Parece que miraculosamente a AMD conseguiu superar seus problemas com a matemática, e lançar um processador que possa rivalizar com os Intel em jogos e aplicativos 3D. Como o Athlon concorre na mesma faixa de preço do Pentium III, caso os números do benchmark da AMD sejam confirmados por outros testes feitos por sites especializados, a Intel realmente ficará em apuros até conseguir lançar sua nova safra de processadores. Para nós, usuários, tudo isto é ótimo, pois com o lançamento de um processador superior, a Intel será obrigada a reduzir os preços de sua linha. Depois de vários anos correndo atrás do prejuízo, a AMD finalmente parece ter atingido sua maioridade, ficando em condições de competir de igual para igual com a Intel.

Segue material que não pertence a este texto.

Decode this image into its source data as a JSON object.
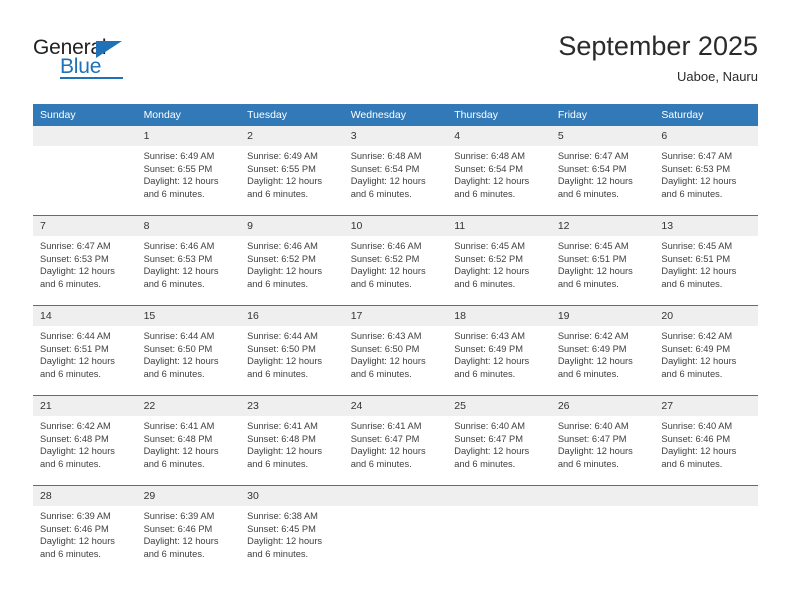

Vale à pena fazer um upgrade agora? Se você tem um equipamento razoável, algo a partir de um Celeron 333 com 64 de RAM, eu recomendo que guarde o seu dinheiro e deixe para fazer um upgrade apenas no final do ano, pois até lá os preços do Pentium III e do Athlon cairão muito, e provavelmente a Intel terá tomado uma decisão sobre continuar ou não o desenvolvimento do Mercado. Teremos então um mercado mais definido sobre as futuras tendências, e provavelmente com uma acirrada competição entre os fabricantes pelas vendas de final de ano, resultando em queda de preços.